Care must be taken to choose the correct size screwdriver for a particular screw. Although a driver (especially a philips driver) may appear to fit the screw, if it is too small it will only wind up stripping it and slipping, especially if the screw is in tight. Using the proper, larger screwdriver will allow you to get more torque and avoid slipping, while too large of a driver will slip off the head and not turn the screw at all. Be sure to use the correct size screwdriver when removing screws.

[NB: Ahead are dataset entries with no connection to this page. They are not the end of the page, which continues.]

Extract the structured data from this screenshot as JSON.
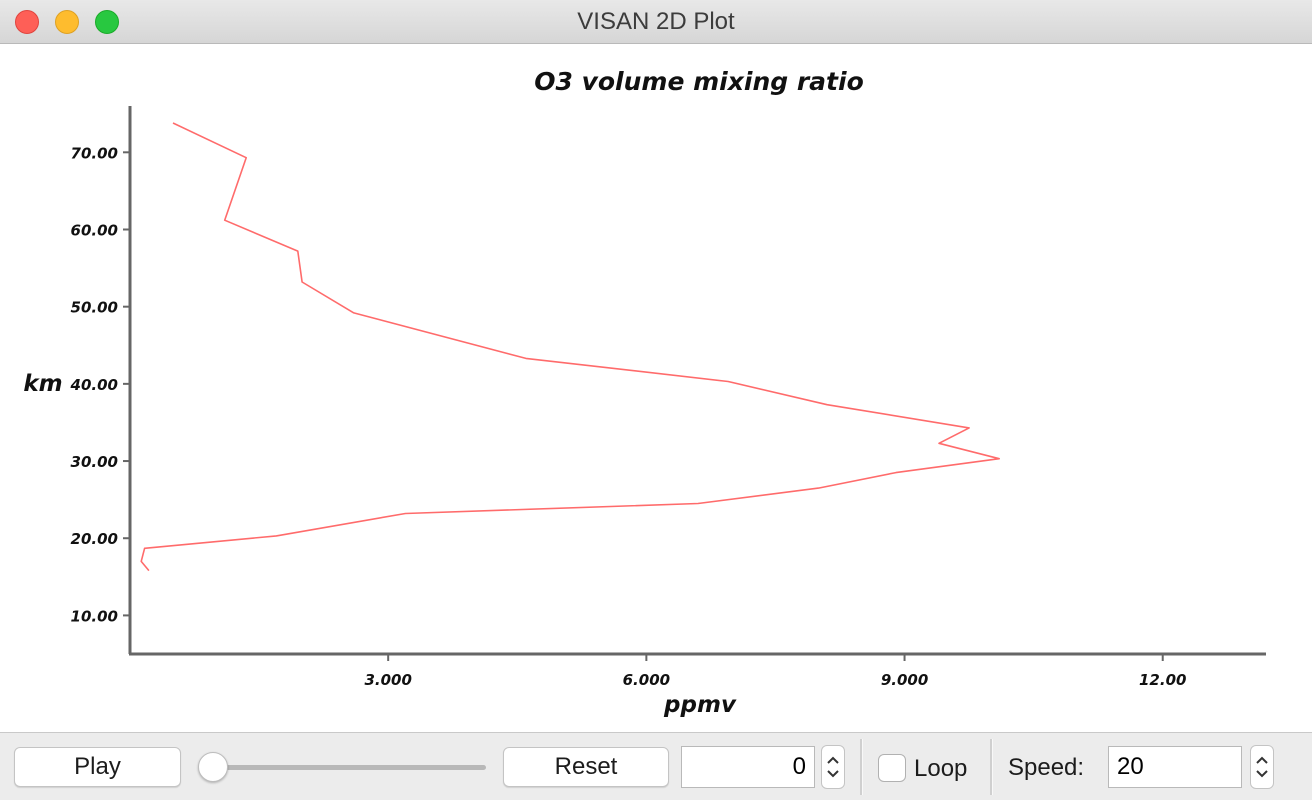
{
  "window": {
    "title": "VISAN 2D Plot"
  },
  "chart_data": {
    "type": "line",
    "title": "O3 volume mixing ratio",
    "xlabel": "ppmv",
    "ylabel": "km",
    "xlim": [
      0.0,
      13.2
    ],
    "ylim": [
      5.0,
      76.0
    ],
    "xticks": [
      3.0,
      6.0,
      9.0,
      12.0
    ],
    "xtick_labels": [
      "3.000",
      "6.000",
      "9.000",
      "12.00"
    ],
    "yticks": [
      10,
      20,
      30,
      40,
      50,
      60,
      70
    ],
    "ytick_labels": [
      "10.00",
      "20.00",
      "30.00",
      "40.00",
      "50.00",
      "60.00",
      "70.00"
    ],
    "grid": false,
    "series": [
      {
        "color": "#ff6b6b",
        "x": [
          0.22,
          0.13,
          0.17,
          1.7,
          3.2,
          6.6,
          8.0,
          8.9,
          10.1,
          9.4,
          9.75,
          8.1,
          6.95,
          4.6,
          2.6,
          2.0,
          1.95,
          1.1,
          1.35,
          0.5
        ],
        "y": [
          15.8,
          17.0,
          18.7,
          20.3,
          23.2,
          24.5,
          26.5,
          28.5,
          30.3,
          32.3,
          34.3,
          37.3,
          40.3,
          43.3,
          49.2,
          53.2,
          57.2,
          61.2,
          69.3,
          73.8
        ]
      }
    ]
  },
  "controls": {
    "play_label": "Play",
    "reset_label": "Reset",
    "frame_value": "0",
    "loop_label": "Loop",
    "speed_label": "Speed:",
    "speed_value": "20"
  }
}
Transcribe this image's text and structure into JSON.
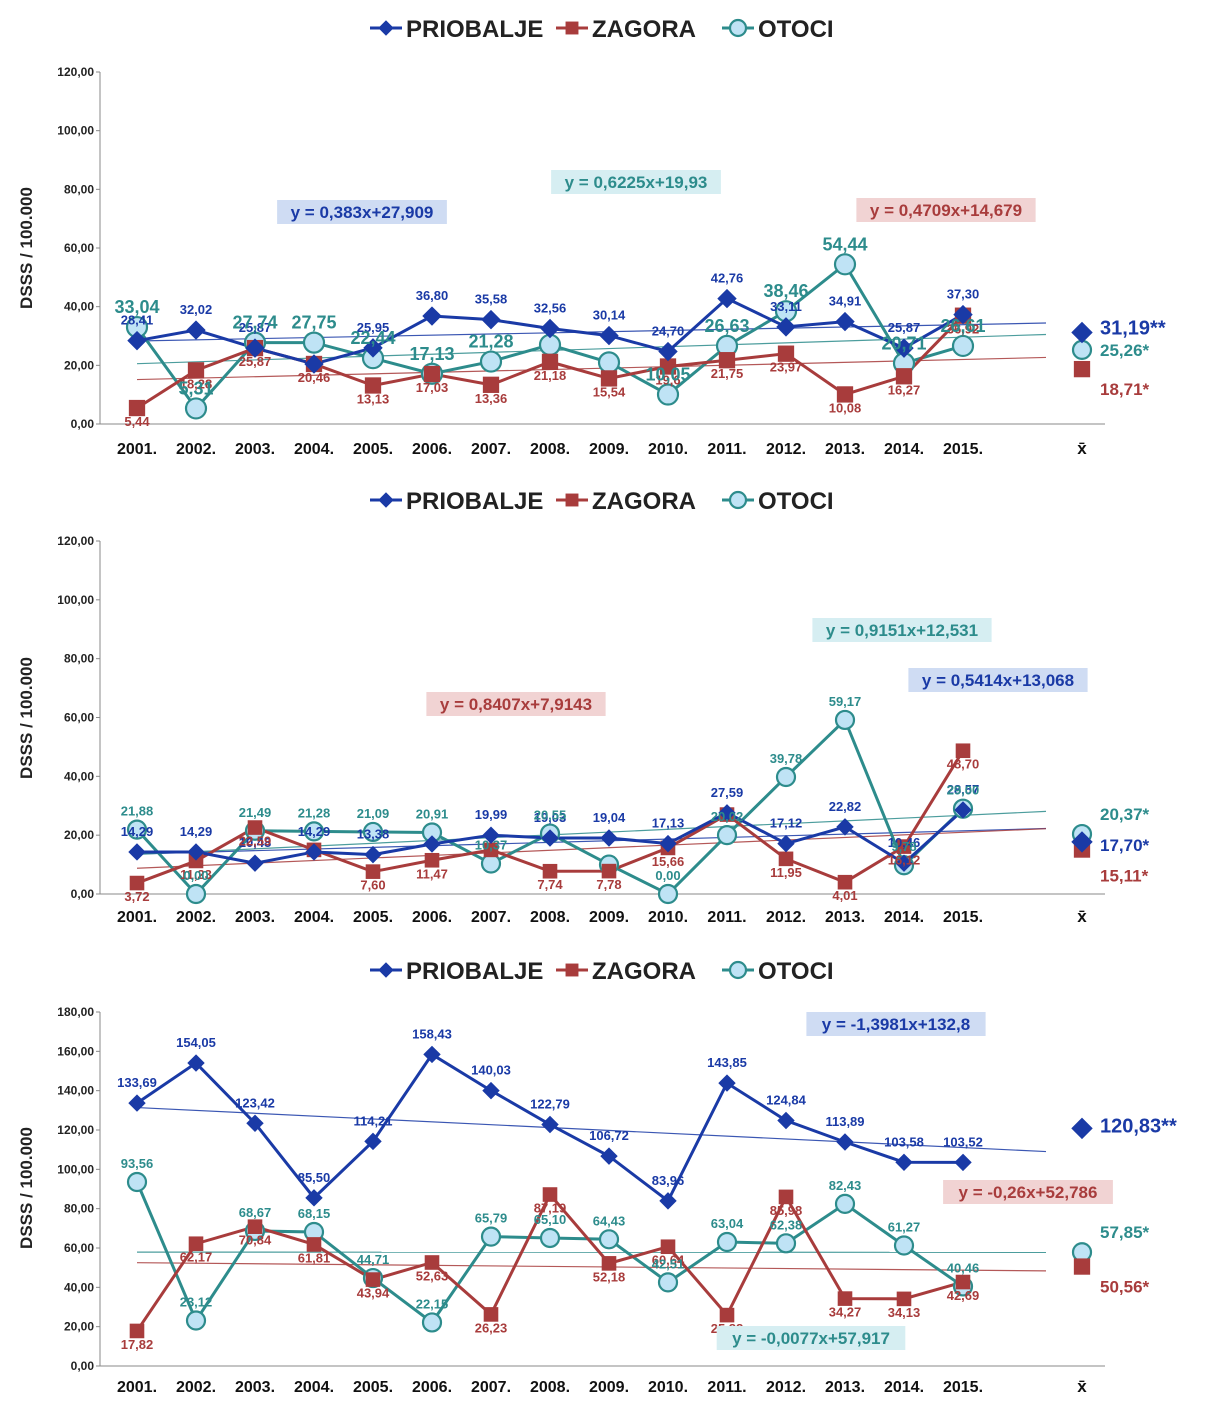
{
  "legend": {
    "series": [
      {
        "name": "PRIOBALJE",
        "color": "#1a3aa6",
        "marker": "diamond"
      },
      {
        "name": "ZAGORA",
        "color": "#a83c3c",
        "marker": "square"
      },
      {
        "name": "OTOCI",
        "color": "#2d8c8c",
        "marker": "circle"
      }
    ]
  },
  "colors": {
    "priobalje": "#1a3aa6",
    "zagora": "#a83c3c",
    "otoci": "#2d8c8c",
    "otoci_fill": "#bfe3f5",
    "blue_box": "#cfdcf3",
    "red_box": "#f1d3d3",
    "teal_box": "#d6eef2"
  },
  "chart_data": [
    {
      "type": "line",
      "ylabel": "DSSS / 100.000",
      "ylim": [
        0,
        120
      ],
      "yticks": [
        "0,00",
        "20,00",
        "40,00",
        "60,00",
        "80,00",
        "100,00",
        "120,00"
      ],
      "categories": [
        "2001.",
        "2002.",
        "2003.",
        "2004.",
        "2005.",
        "2006.",
        "2007.",
        "2008.",
        "2009.",
        "2010.",
        "2011.",
        "2012.",
        "2013.",
        "2014.",
        "2015."
      ],
      "mean_label": "x̄",
      "series": [
        {
          "name": "PRIOBALJE",
          "values": [
            28.41,
            32.02,
            25.87,
            20.46,
            25.95,
            36.8,
            35.58,
            32.56,
            30.14,
            24.7,
            42.76,
            33.11,
            34.91,
            25.87,
            37.3
          ],
          "labels": [
            "28,41",
            "32,02",
            "25,87",
            "",
            "25,95",
            "36,80",
            "35,58",
            "32,56",
            "30,14",
            "24,70",
            "42,76",
            "33,11",
            "34,91",
            "25,87",
            "37,30"
          ],
          "mean": 31.19,
          "mean_label": "31,19**",
          "trend": {
            "slope": 0.383,
            "intercept": 27.909,
            "equation": "y = 0,383x+27,909"
          }
        },
        {
          "name": "ZAGORA",
          "values": [
            5.44,
            18.28,
            25.87,
            20.46,
            13.13,
            17.03,
            13.36,
            21.18,
            15.54,
            19.6,
            21.75,
            23.97,
            10.08,
            16.27,
            36.92
          ],
          "labels": [
            "5,44",
            "18,28",
            "25,87",
            "20,46",
            "13,13",
            "17,03",
            "13,36",
            "21,18",
            "15,54",
            "19,6",
            "21,75",
            "23,97",
            "10,08",
            "16,27",
            "36,92"
          ],
          "mean": 18.71,
          "mean_label": "18,71*",
          "trend": {
            "slope": 0.4709,
            "intercept": 14.679,
            "equation": "y = 0,4709x+14,679"
          }
        },
        {
          "name": "OTOCI",
          "values": [
            33.04,
            5.31,
            27.74,
            27.75,
            22.44,
            17.13,
            21.28,
            27.0,
            21.0,
            10.05,
            26.63,
            38.46,
            54.44,
            20.71,
            26.61
          ],
          "labels": [
            "33,04",
            "5,31",
            "27,74",
            "27,75",
            "22,44",
            "17,13",
            "21,28",
            "",
            "",
            "10,05",
            "26,63",
            "38,46",
            "54,44",
            "20,71",
            "26,61"
          ],
          "mean": 25.26,
          "mean_label": "25,26*",
          "trend": {
            "slope": 0.6225,
            "intercept": 19.93,
            "equation": "y = 0,6225x+19,93"
          }
        }
      ]
    },
    {
      "type": "line",
      "ylabel": "DSSS / 100.000",
      "ylim": [
        0,
        120
      ],
      "yticks": [
        "0,00",
        "20,00",
        "40,00",
        "60,00",
        "80,00",
        "100,00",
        "120,00"
      ],
      "categories": [
        "2001.",
        "2002.",
        "2003.",
        "2004.",
        "2005.",
        "2006.",
        "2007.",
        "2008.",
        "2009.",
        "2010.",
        "2011.",
        "2012.",
        "2013.",
        "2014.",
        "2015."
      ],
      "mean_label": "x̄",
      "series": [
        {
          "name": "PRIOBALJE",
          "values": [
            14.29,
            14.29,
            10.48,
            14.29,
            13.38,
            17.0,
            19.99,
            19.03,
            19.04,
            17.13,
            27.59,
            17.12,
            22.82,
            10.46,
            28.57
          ],
          "labels": [
            "14,29",
            "14,29",
            "10,48",
            "14,29",
            "13,38",
            "",
            "19,99",
            "19,03",
            "19,04",
            "17,13",
            "27,59",
            "17,12",
            "22,82",
            "10,46",
            "28,57"
          ],
          "mean": 17.7,
          "mean_label": "17,70*",
          "trend": {
            "slope": 0.5414,
            "intercept": 13.068,
            "equation": "y = 0,5414x+13,068"
          }
        },
        {
          "name": "ZAGORA",
          "values": [
            3.72,
            11.23,
            22.59,
            15.0,
            7.6,
            11.47,
            15.0,
            7.74,
            7.78,
            15.66,
            27.0,
            11.95,
            4.01,
            16.12,
            48.7
          ],
          "labels": [
            "3,72",
            "11,23",
            "22,59",
            "",
            "7,60",
            "11,47",
            "",
            "7,74",
            "7,78",
            "15,66",
            "",
            "11,95",
            "4,01",
            "16,12",
            "48,70"
          ],
          "mean": 15.11,
          "mean_label": "15,11*",
          "trend": {
            "slope": 0.8407,
            "intercept": 7.9143,
            "equation": "y = 0,8407x+7,9143"
          }
        },
        {
          "name": "OTOCI",
          "values": [
            21.88,
            0.0,
            21.49,
            21.28,
            21.09,
            20.91,
            10.37,
            20.55,
            10.0,
            0.0,
            20.02,
            39.78,
            59.17,
            9.78,
            29.0
          ],
          "labels": [
            "21,88",
            "0,00",
            "21,49",
            "21,28",
            "21,09",
            "20,91",
            "10,37",
            "20,55",
            "",
            "0,00",
            "20,02",
            "39,78",
            "59,17",
            "9,78",
            "29,00"
          ],
          "mean": 20.37,
          "mean_label": "20,37*",
          "trend": {
            "slope": 0.9151,
            "intercept": 12.531,
            "equation": "y = 0,9151x+12,531"
          }
        }
      ]
    },
    {
      "type": "line",
      "ylabel": "DSSS / 100.000",
      "ylim": [
        0,
        180
      ],
      "yticks": [
        "0,00",
        "20,00",
        "40,00",
        "60,00",
        "80,00",
        "100,00",
        "120,00",
        "140,00",
        "160,00",
        "180,00"
      ],
      "categories": [
        "2001.",
        "2002.",
        "2003.",
        "2004.",
        "2005.",
        "2006.",
        "2007.",
        "2008.",
        "2009.",
        "2010.",
        "2011.",
        "2012.",
        "2013.",
        "2014.",
        "2015."
      ],
      "mean_label": "x̄",
      "series": [
        {
          "name": "PRIOBALJE",
          "values": [
            133.69,
            154.05,
            123.42,
            85.5,
            114.21,
            158.43,
            140.03,
            122.79,
            106.72,
            83.96,
            143.85,
            124.84,
            113.89,
            103.58,
            103.52
          ],
          "labels": [
            "133,69",
            "154,05",
            "123,42",
            "85,50",
            "114,21",
            "158,43",
            "140,03",
            "122,79",
            "106,72",
            "83,96",
            "143,85",
            "124,84",
            "113,89",
            "103,58",
            "103,52"
          ],
          "mean": 120.83,
          "mean_label": "120,83**",
          "trend": {
            "slope": -1.3981,
            "intercept": 132.8,
            "equation": "y = -1,3981x+132,8"
          }
        },
        {
          "name": "ZAGORA",
          "values": [
            17.82,
            62.17,
            70.84,
            61.81,
            43.94,
            52.63,
            26.23,
            87.19,
            52.18,
            60.64,
            25.88,
            85.98,
            34.27,
            34.13,
            42.69
          ],
          "labels": [
            "17,82",
            "62,17",
            "70,84",
            "61,81",
            "43,94",
            "52,63",
            "26,23",
            "87,19",
            "52,18",
            "60,64",
            "25,88",
            "85,98",
            "34,27",
            "34,13",
            "42,69"
          ],
          "mean": 50.56,
          "mean_label": "50,56*",
          "trend": {
            "slope": -0.26,
            "intercept": 52.786,
            "equation": "y = -0,26x+52,786"
          }
        },
        {
          "name": "OTOCI",
          "values": [
            93.56,
            23.12,
            68.67,
            68.15,
            44.71,
            22.15,
            65.79,
            65.1,
            64.43,
            42.51,
            63.04,
            62.38,
            82.43,
            61.27,
            40.46
          ],
          "labels": [
            "93,56",
            "23,12",
            "68,67",
            "68,15",
            "44,71",
            "22,15",
            "65,79",
            "65,10",
            "64,43",
            "42,51",
            "63,04",
            "62,38",
            "82,43",
            "61,27",
            "40,46"
          ],
          "mean": 57.85,
          "mean_label": "57,85*",
          "trend": {
            "slope": -0.0077,
            "intercept": 57.917,
            "equation": "y = -0,0077x+57,917"
          }
        }
      ]
    }
  ]
}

Screwdriver bit adaptors are also available for power drills, allowing different bits to be swapped in for a variety of tools. While these can be useful for many tasks, like removing the screws from the taillight assemblies or the shifter plate, care must be taken to avoid over-torquing the screws and destroying the threads in the hole. Similarly, it is easy to strip the heads of a screw with a power drill, making it hard to use any screwdriver to extract it again. Many modern power drills have an adjustable clutch to allow the drill to slip once the screw is set to help with this problem.

Electric screwdrivers are also available, often using the same bits as the power drill adaptors. While they are much slower than a power drill, they are also much less likely to strip the screw head as well.